Easter always surprises me. It doesn't matter that I know the story, or that I've seen how it has affected people, or even that I've been to church on many Easters before. It still surprises me.
When I arrived early at
Central Church the building was ready. The furnace was on and the radiators were hissing. Others had carefully arranged the flowers the day before. Volunteers had taken care to clean the worship space. The bulletins were waiting at each of the doors for whoever would arrive.
At the time when, on other Sundays, a crowd would have started to gather, the building still seemed quiet. Our substitute organist, still recovering from a bad cold, had arrived wondering whether she should have taken just one more day of bedrest. The choir members started to arrive and went downstairs to do their final rehearsal for the day. The worship space was still largely empty and quiet. That was the moment when the whispers of doubt started to ask, "Will this Easter be different? Will this be the year when cold weather, or the cold season, or apathy itself are enough to keep the people from gathering on the highest of the Christian holidays?"

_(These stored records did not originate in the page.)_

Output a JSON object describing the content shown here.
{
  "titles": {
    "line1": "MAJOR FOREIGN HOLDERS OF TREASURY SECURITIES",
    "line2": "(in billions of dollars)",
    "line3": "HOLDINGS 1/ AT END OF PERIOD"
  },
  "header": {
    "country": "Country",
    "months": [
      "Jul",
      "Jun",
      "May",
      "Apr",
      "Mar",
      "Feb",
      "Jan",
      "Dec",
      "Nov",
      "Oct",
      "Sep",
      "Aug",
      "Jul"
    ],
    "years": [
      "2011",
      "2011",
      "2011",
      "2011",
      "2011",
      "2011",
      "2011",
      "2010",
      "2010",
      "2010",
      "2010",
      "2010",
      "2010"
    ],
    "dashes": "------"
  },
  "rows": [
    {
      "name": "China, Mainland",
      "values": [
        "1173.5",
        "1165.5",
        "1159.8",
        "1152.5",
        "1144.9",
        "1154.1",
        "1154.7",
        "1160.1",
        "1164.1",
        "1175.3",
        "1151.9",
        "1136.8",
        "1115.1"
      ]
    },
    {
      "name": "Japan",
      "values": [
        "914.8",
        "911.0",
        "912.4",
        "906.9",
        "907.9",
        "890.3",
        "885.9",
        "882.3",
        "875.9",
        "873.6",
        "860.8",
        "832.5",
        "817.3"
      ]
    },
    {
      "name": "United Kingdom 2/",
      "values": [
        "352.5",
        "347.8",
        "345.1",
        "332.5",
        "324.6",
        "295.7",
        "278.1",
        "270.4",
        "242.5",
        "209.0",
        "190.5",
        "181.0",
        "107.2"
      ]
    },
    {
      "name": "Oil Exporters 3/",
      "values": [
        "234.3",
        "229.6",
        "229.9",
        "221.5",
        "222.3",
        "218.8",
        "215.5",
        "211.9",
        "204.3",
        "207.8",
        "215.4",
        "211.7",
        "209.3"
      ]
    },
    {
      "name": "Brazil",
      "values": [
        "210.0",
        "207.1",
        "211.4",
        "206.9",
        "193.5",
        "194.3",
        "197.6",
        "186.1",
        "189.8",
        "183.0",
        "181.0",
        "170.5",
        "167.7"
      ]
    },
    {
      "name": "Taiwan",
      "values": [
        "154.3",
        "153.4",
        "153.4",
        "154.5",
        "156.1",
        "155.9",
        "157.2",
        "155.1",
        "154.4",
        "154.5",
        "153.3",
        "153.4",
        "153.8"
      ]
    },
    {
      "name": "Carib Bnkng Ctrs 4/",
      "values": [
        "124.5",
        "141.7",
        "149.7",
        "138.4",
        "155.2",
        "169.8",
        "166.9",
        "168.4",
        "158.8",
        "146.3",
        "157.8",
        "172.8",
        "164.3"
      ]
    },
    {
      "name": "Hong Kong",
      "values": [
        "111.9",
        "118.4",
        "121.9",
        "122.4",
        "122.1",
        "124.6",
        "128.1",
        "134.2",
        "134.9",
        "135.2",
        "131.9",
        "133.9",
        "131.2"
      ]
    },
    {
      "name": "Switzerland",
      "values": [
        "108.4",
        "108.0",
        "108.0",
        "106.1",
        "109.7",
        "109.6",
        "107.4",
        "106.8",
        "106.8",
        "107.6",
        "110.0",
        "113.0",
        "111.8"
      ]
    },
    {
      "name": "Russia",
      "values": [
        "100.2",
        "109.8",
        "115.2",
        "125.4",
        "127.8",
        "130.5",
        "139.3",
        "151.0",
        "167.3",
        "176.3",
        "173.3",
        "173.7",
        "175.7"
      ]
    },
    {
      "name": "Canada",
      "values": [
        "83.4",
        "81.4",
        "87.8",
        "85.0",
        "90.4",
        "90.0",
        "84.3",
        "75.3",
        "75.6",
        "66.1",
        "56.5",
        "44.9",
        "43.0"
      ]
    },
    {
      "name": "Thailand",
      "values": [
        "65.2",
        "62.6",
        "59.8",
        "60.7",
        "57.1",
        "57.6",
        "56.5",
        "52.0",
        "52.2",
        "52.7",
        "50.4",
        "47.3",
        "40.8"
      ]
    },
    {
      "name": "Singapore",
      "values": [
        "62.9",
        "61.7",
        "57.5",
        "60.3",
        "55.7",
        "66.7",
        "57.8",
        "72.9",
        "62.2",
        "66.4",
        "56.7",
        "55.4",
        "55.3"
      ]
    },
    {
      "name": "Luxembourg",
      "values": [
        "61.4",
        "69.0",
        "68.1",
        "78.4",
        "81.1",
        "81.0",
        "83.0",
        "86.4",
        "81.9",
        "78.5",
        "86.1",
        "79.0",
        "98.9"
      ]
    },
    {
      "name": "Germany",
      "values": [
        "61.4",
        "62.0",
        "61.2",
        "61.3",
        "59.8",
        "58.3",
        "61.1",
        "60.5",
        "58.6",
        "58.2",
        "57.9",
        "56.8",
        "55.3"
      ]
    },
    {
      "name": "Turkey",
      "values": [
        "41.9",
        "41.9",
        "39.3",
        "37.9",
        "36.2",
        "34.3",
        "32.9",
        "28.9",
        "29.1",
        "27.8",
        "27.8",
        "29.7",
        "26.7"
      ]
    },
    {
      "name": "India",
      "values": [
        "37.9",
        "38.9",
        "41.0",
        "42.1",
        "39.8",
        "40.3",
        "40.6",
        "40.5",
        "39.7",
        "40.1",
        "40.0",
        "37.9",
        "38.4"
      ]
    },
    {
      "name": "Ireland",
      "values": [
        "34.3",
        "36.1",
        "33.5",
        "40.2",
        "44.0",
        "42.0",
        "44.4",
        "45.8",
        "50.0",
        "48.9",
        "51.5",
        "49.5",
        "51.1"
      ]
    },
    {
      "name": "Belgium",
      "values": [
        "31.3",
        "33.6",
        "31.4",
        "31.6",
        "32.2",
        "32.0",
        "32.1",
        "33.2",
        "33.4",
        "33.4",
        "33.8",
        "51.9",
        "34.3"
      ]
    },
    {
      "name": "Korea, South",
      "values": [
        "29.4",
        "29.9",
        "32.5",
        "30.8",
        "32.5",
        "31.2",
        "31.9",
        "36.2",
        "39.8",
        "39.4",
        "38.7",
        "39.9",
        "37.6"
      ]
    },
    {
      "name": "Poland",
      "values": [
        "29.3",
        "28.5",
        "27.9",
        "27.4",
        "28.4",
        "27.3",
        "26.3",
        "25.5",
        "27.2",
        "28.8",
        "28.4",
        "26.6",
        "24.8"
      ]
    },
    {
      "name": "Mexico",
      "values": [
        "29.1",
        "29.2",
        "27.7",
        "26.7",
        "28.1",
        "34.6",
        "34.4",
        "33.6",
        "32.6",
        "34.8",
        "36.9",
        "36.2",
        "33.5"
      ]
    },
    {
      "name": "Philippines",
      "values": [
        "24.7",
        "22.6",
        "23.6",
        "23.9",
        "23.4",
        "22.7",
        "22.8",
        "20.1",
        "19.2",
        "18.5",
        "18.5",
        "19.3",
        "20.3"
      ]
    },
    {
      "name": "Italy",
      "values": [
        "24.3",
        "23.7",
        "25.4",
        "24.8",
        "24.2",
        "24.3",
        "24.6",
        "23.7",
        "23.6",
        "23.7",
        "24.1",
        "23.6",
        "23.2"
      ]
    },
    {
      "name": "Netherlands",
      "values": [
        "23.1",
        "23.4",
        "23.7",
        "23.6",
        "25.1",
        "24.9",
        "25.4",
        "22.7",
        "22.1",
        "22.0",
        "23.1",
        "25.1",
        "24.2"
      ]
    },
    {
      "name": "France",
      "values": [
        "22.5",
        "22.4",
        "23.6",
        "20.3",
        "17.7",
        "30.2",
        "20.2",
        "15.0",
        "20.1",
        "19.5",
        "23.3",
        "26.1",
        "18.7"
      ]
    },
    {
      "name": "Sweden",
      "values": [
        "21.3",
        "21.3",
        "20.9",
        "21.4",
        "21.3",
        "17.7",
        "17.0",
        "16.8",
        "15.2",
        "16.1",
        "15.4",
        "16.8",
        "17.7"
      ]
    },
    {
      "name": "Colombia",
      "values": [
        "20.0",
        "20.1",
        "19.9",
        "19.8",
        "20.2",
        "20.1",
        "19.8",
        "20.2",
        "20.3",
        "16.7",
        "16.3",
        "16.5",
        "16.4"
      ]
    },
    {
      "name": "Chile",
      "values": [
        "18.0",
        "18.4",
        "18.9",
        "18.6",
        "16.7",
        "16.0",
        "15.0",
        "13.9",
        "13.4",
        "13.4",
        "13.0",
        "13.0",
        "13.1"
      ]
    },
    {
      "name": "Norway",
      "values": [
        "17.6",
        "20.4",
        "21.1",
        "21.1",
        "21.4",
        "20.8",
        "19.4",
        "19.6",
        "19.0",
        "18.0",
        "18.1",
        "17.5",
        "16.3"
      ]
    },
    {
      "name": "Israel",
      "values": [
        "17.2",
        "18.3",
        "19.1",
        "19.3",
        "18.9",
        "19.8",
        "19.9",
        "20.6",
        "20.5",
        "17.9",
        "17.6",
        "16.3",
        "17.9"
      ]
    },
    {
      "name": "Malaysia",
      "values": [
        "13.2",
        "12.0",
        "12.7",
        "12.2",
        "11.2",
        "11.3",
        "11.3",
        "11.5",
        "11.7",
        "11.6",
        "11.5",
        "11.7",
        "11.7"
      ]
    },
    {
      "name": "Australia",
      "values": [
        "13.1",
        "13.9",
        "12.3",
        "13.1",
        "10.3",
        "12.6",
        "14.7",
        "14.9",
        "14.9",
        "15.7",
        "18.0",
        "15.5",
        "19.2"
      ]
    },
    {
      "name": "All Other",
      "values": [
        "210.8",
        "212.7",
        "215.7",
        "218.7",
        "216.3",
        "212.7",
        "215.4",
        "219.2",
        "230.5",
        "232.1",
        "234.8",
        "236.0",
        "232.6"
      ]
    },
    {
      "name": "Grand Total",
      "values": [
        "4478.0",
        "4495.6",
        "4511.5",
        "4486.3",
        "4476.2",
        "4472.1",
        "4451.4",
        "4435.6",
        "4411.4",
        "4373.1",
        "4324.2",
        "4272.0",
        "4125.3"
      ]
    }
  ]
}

Then by ones and twos and threes familiar faces started to appear: people who worship here weekly, and those for whom Easter is the time for an annual pilgrimage. They continued to arrive even during the singing of the first hymn, a happy crowd of new and familiar faces, of young and old, all eager to hear the Easter story anew.
I know that the resurrection of Christ is not like the healing of Tinkerbell that depended on the insistent clapping of all the children who longed for Tinkerbell to live. God raised Jesus from the dead once for all, without conducting a single poll of whether the people of the earth wanted it to happen. But it is still nice to be surprised by the reminder that people want to let that message transform their lives.